Daughter of Dark River Farm (13 page)

‘It’s either that or finish off out in the barn,’ Lizzy said. In Frances’s absence she slipped easily and naturally into the role of leader, and Bel subsided with a disappointed, but thankfully not grumpy look. Belinda disappointed was one thing, and easy enough to remedy, but Belinda grumpy turned everything grey.

‘I’m moving my things into your room too,’ I told her, hoping it would cheer her up.

‘Why?’

‘Because Jessie always has the yellow room when she comes here.’ Too late I realised I’d once again picked the wrong thing to say, and I groaned inwardly.

Predictably, and momentarily forgetting how Jessie had spoken up in her favour, Belinda scowled. ‘That’s hardly fair, Jessie. You’ve not been here for about ten years.’
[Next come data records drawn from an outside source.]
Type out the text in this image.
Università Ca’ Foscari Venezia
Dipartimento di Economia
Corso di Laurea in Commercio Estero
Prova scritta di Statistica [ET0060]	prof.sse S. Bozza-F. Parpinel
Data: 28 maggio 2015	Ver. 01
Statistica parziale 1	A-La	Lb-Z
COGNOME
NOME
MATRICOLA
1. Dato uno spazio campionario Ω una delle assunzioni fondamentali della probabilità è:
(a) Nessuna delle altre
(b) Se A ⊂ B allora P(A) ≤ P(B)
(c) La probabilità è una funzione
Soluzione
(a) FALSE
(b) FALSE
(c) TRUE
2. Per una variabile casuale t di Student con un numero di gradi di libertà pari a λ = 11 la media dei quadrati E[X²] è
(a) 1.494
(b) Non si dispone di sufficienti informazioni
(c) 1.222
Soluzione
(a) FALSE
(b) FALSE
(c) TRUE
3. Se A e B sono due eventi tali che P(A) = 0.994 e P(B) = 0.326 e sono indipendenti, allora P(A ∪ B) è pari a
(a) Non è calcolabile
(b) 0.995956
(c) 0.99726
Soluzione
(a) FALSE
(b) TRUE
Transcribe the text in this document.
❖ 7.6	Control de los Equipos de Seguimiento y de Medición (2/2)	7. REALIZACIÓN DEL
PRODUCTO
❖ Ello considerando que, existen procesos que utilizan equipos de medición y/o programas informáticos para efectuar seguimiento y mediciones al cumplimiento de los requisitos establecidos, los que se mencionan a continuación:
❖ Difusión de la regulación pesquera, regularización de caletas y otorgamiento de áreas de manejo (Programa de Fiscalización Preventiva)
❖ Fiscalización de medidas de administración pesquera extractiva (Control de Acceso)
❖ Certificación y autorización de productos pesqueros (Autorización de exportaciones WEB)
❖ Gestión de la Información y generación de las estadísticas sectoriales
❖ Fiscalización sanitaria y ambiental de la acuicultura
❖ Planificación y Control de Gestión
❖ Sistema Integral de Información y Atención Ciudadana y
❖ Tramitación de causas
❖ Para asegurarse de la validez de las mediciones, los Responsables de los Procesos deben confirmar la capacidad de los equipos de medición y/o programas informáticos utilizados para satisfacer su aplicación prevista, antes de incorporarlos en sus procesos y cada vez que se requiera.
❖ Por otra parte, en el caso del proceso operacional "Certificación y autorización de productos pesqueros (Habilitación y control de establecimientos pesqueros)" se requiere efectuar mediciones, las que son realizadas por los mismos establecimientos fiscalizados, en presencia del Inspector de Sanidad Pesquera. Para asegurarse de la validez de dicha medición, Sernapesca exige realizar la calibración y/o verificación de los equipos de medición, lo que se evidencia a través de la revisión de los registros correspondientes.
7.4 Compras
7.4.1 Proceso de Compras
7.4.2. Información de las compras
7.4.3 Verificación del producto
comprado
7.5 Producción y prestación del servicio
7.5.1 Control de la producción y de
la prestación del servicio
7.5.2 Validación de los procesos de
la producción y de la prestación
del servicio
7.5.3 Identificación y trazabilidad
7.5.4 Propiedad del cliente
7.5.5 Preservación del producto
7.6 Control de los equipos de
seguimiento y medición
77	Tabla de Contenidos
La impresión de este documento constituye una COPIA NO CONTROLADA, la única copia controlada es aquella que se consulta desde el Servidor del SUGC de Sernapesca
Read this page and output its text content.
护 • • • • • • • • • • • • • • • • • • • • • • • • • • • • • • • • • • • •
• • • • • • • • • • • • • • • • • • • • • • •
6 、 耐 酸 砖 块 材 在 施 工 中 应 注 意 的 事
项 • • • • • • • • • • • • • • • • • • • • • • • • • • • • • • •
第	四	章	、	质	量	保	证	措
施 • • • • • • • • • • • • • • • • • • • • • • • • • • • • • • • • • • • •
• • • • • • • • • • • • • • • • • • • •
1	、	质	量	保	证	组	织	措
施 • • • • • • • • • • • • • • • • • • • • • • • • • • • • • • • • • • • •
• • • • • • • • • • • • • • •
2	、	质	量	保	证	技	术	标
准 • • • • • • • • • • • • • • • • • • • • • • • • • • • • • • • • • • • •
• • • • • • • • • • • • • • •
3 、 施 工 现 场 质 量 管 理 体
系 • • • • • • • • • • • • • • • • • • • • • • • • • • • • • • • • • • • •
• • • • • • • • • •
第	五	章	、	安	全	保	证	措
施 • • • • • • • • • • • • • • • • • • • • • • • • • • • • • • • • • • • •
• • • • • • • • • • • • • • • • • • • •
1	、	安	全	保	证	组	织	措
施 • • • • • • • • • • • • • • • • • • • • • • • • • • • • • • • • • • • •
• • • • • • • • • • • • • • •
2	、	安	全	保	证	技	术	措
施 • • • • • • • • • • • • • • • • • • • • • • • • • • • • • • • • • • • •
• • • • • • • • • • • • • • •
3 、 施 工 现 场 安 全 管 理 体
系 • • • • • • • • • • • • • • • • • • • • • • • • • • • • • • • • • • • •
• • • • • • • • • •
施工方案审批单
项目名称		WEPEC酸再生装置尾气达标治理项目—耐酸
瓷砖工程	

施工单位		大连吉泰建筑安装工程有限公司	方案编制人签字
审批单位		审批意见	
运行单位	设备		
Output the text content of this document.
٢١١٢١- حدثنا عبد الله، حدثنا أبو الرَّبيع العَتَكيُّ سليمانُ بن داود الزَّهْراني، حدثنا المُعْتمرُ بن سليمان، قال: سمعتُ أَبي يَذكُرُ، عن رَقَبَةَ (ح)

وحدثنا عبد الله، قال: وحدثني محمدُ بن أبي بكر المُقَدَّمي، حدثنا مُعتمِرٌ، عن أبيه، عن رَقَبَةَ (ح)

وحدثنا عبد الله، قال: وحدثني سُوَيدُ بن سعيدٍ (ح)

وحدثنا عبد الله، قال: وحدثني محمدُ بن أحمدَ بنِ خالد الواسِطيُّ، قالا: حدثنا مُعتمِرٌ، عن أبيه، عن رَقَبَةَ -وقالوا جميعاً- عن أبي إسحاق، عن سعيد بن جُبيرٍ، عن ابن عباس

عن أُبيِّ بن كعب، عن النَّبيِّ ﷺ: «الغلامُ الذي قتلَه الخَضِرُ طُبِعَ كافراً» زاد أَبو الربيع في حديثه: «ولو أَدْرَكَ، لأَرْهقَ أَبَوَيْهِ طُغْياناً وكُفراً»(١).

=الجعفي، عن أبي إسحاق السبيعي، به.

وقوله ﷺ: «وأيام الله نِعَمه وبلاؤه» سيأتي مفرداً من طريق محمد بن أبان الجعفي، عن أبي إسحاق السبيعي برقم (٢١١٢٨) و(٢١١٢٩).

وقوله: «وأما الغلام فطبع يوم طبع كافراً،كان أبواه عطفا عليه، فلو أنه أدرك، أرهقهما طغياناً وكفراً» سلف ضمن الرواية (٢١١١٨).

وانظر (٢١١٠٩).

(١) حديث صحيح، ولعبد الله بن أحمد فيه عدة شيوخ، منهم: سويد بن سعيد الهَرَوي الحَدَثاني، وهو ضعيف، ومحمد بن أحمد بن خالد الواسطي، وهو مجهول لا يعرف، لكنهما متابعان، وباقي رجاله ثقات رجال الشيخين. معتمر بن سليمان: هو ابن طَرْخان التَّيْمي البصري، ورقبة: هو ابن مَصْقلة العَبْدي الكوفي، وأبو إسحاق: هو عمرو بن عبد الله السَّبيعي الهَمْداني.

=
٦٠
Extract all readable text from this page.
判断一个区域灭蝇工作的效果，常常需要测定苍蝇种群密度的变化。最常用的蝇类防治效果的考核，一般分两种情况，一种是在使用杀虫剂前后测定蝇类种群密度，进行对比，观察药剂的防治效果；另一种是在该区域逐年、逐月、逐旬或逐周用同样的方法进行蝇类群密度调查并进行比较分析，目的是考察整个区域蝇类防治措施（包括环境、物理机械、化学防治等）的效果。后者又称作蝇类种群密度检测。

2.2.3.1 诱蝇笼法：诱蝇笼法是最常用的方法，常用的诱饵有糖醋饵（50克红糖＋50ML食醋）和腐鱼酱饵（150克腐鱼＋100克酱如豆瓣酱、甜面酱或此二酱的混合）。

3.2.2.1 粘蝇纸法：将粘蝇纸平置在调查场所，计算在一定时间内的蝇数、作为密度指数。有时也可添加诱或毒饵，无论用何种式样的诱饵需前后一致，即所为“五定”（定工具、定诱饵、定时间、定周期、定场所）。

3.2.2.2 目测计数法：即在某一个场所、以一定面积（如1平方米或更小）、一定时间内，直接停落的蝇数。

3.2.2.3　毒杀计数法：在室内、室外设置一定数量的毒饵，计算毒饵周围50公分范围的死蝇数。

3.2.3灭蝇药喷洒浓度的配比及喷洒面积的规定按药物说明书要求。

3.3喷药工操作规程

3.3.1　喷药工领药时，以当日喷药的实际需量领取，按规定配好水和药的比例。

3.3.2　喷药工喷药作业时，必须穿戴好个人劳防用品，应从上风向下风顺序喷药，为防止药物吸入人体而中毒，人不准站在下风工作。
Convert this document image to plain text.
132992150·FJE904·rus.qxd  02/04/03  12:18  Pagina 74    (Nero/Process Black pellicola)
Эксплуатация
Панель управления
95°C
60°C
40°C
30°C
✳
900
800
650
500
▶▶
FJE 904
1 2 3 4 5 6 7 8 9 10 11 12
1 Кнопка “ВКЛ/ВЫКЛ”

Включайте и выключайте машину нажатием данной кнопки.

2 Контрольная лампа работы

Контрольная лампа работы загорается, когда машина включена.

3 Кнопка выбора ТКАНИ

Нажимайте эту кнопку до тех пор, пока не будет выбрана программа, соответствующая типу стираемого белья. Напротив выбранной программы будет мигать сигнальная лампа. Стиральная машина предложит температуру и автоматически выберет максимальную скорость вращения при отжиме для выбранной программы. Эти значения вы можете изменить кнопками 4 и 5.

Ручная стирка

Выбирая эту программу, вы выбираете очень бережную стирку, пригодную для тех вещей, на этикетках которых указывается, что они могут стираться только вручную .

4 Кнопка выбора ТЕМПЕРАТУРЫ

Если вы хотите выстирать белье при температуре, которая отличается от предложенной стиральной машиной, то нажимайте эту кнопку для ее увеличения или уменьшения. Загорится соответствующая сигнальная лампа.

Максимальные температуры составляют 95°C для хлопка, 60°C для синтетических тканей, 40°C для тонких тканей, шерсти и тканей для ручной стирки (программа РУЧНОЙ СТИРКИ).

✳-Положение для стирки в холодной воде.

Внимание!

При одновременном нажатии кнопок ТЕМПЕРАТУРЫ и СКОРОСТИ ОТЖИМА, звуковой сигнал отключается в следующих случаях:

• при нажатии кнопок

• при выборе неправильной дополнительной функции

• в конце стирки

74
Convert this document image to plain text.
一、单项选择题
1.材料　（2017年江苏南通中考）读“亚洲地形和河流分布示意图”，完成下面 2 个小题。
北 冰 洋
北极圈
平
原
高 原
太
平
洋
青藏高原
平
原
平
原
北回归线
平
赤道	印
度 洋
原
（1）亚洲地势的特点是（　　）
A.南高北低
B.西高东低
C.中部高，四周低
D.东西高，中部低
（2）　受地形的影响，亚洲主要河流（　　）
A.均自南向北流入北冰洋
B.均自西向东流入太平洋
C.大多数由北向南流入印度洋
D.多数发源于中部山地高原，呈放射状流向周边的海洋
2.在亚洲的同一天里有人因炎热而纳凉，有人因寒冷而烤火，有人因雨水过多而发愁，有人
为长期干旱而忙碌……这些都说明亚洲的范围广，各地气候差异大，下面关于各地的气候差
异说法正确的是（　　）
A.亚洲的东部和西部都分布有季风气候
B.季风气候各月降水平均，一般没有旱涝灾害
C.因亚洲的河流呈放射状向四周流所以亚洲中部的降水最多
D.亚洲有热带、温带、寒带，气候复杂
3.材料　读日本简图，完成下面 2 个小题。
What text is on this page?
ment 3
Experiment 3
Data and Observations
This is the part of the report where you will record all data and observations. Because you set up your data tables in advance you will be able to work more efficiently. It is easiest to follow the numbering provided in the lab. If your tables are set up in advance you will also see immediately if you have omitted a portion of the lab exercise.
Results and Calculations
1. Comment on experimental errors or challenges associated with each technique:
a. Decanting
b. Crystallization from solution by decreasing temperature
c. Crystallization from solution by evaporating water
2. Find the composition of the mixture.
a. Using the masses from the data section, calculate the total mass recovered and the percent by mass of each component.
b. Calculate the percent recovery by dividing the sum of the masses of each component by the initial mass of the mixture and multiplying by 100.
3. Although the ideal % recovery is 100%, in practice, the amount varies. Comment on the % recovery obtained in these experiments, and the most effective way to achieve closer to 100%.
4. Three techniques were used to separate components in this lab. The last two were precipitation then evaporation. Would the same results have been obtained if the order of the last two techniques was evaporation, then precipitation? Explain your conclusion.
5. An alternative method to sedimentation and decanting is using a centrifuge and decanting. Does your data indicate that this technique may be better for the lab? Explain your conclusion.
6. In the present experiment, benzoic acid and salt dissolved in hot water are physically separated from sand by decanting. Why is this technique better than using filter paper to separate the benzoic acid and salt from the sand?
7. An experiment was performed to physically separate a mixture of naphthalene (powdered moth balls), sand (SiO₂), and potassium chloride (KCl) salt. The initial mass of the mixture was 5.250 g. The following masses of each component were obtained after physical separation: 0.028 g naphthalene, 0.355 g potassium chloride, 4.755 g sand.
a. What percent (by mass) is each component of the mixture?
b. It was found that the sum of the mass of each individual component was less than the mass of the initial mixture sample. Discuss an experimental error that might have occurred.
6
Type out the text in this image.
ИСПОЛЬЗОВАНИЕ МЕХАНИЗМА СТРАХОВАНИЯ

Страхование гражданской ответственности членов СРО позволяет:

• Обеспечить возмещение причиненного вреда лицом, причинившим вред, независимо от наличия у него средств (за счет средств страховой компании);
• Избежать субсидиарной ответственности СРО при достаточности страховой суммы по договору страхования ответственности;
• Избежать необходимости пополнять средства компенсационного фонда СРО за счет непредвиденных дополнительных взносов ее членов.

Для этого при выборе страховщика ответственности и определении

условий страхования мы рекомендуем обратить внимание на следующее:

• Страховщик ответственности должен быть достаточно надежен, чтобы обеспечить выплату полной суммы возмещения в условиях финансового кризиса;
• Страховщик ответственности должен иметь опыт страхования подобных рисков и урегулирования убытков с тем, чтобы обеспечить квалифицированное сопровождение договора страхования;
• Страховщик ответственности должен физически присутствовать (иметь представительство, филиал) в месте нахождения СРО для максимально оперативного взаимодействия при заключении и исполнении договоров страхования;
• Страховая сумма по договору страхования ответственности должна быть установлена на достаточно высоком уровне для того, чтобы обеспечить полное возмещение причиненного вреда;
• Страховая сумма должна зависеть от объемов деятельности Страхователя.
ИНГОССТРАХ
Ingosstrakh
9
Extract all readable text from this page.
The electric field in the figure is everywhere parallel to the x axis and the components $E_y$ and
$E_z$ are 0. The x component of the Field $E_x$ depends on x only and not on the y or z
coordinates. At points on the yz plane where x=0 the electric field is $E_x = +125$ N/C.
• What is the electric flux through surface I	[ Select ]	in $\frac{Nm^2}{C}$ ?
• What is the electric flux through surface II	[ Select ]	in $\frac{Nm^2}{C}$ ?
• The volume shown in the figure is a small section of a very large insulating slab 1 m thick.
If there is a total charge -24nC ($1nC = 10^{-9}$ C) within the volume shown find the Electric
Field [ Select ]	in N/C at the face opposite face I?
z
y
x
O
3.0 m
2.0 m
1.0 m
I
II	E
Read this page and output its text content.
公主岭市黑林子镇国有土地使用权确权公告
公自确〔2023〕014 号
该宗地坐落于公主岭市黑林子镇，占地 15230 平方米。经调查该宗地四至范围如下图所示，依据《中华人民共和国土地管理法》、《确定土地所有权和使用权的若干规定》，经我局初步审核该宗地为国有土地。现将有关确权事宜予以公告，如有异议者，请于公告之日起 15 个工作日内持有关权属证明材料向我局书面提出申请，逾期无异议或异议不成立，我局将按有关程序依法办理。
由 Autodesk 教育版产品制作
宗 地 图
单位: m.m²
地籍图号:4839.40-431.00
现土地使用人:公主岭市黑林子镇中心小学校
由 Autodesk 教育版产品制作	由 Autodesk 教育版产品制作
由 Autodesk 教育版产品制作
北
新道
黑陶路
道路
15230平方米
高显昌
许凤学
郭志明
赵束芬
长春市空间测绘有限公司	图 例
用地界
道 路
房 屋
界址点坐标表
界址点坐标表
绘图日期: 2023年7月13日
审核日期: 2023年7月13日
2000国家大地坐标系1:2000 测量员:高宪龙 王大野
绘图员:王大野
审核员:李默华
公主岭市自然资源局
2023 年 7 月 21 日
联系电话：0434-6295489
‘That’s enough, Belinda,’ Lizzy broke in. She looked at the three of us—myself wondering if I’d spoken out of turn, Belinda looking cross on my behalf, and Jessie blushing and clearly wishing she’d said nothing about the bedroom at all.

In another attempt to steer the conversation onto something pleasant, I told Lizzy that Jessie had brought lots of books with her. ‘Perhaps she and Emily might like to look at each other’s collections,’ I said. ‘Lizzy’s sister is a great reader too, Jessie.’

‘That would be lovely, if Jessie doesn’t mind.’ Lizzy smiled at the new girl. ‘Emily is about your age, Jessie. I’m sure you’d get on very well.’

Jessie smiled back. ‘I’d like to meet her.’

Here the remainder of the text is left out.